Taxonomies in Health Care. Relevance, development and implementation.

Sue Lukersmith

Taxonomies are playing an increasing role in health systems research. This presentation will describe the methods for taxonomy development, the implementation, and impact of taxonomies based on the example of case management in brain injury.

The methods used to develop the taxonomy in Phase 1 involved a scoping and mapping study, critical review of international frames, a nominal group of experts and feasibility analysis. In Phase 2 of implementation research is the dissemination of the case management taxonomy to diverse target groups including national and state agencies in Australia, other country organisations, international organisations, the scientific community, service providers and service users. An assessment of the impact of dissemination follows after 3-6 months, to identify the level of impact from 'no impact' through to translation of the new knowledge into the target environment.

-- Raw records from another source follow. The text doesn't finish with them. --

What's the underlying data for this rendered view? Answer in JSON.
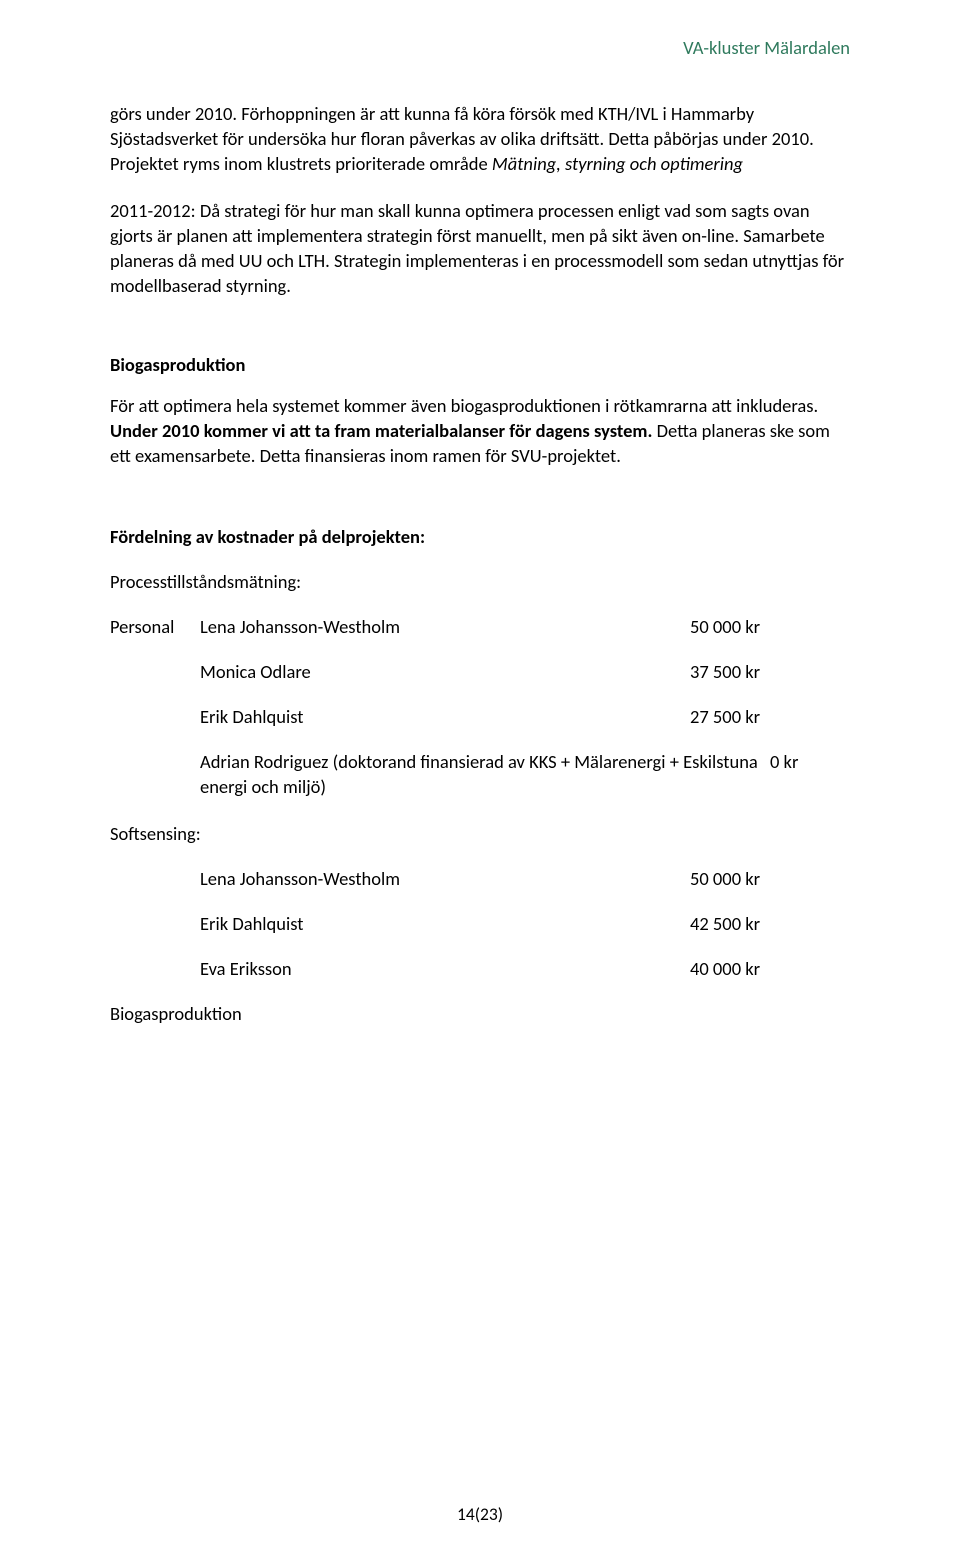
{
  "header": {
    "brand": "VA-kluster Mälardalen"
  },
  "paragraphs": {
    "p1": "görs under 2010. Förhoppningen är att kunna få köra försök med KTH/IVL i Hammarby Sjöstadsverket för undersöka hur floran påverkas av olika driftsätt. Detta påbörjas under 2010. Projektet ryms inom klustrets prioriterade område ",
    "p1_italic": "Mätning, styrning och optimering",
    "p2_lead": "2011-2012:",
    "p2_rest": " Då strategi för hur man skall kunna optimera processen enligt vad som sagts ovan gjorts är planen att implementera strategin först manuellt, men på sikt även on-line. Samarbete planeras då med UU och LTH. Strategin implementeras i en processmodell som sedan utnyttjas för modellbaserad styrning.",
    "biogas_heading": "Biogasproduktion",
    "biogas_p": "För att optimera hela systemet kommer även biogasproduktionen i rötkamrarna att inkluderas. ",
    "biogas_bold": "Under 2010 kommer vi att ta fram materialbalanser för dagens system.",
    "biogas_p2": " Detta planeras ske som ett examensarbete. Detta finansieras inom ramen för SVU-projektet."
  },
  "costs": {
    "heading": "Fördelning av kostnader på delprojekten:",
    "sec1_label": "Processtillståndsmätning:",
    "personal_label": "Personal",
    "rows1": [
      {
        "name": "Lena Johansson-Westholm",
        "amt": "50 000 kr"
      },
      {
        "name": "Monica Odlare",
        "amt": "37 500 kr"
      },
      {
        "name": "Erik Dahlquist",
        "amt": "27 500 kr"
      }
    ],
    "note_text": "Adrian Rodriguez (doktorand finansierad av KKS + Mälarenergi + Eskilstuna energi och miljö)",
    "note_amt": "0 kr",
    "sec2_label": "Softsensing:",
    "rows2": [
      {
        "name": "Lena Johansson-Westholm",
        "amt": "50 000 kr"
      },
      {
        "name": "Erik Dahlquist",
        "amt": "42 500 kr"
      },
      {
        "name": "Eva Eriksson",
        "amt": "40 000 kr"
      }
    ],
    "sec3_label": "Biogasproduktion"
  },
  "footer": {
    "pagenum": "14(23)"
  }
}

For over 20 years Sue worked across health and disability sectors as a therapist, educator, consultant and managing director of a growing multi-disciplinary rehabilitation practice. She moved into community based health services, delivery and policy research over 10 years ago working on numerous projects: clinical practice guidelines (as methodologist and developer); researcher and writer for two WHO international reports (World Report on Disability, International Perspectives on Spinal Cord Injury); design, implementation and evaluation of a person-centred planning approach for people complex needs (My Plan); and has over 40 publications. At the University of Sydney her research has involved the development of a monitoring and evaluation toolkit for international Community Based Rehabilitation (CBR) programs; policy papers and reports for state and national government. Sue’s doctoral research involved the development of a taxonomy for case management, dissemination and analysis of the taxonomy’s impact in policy, research and practice in Australian and International contexts.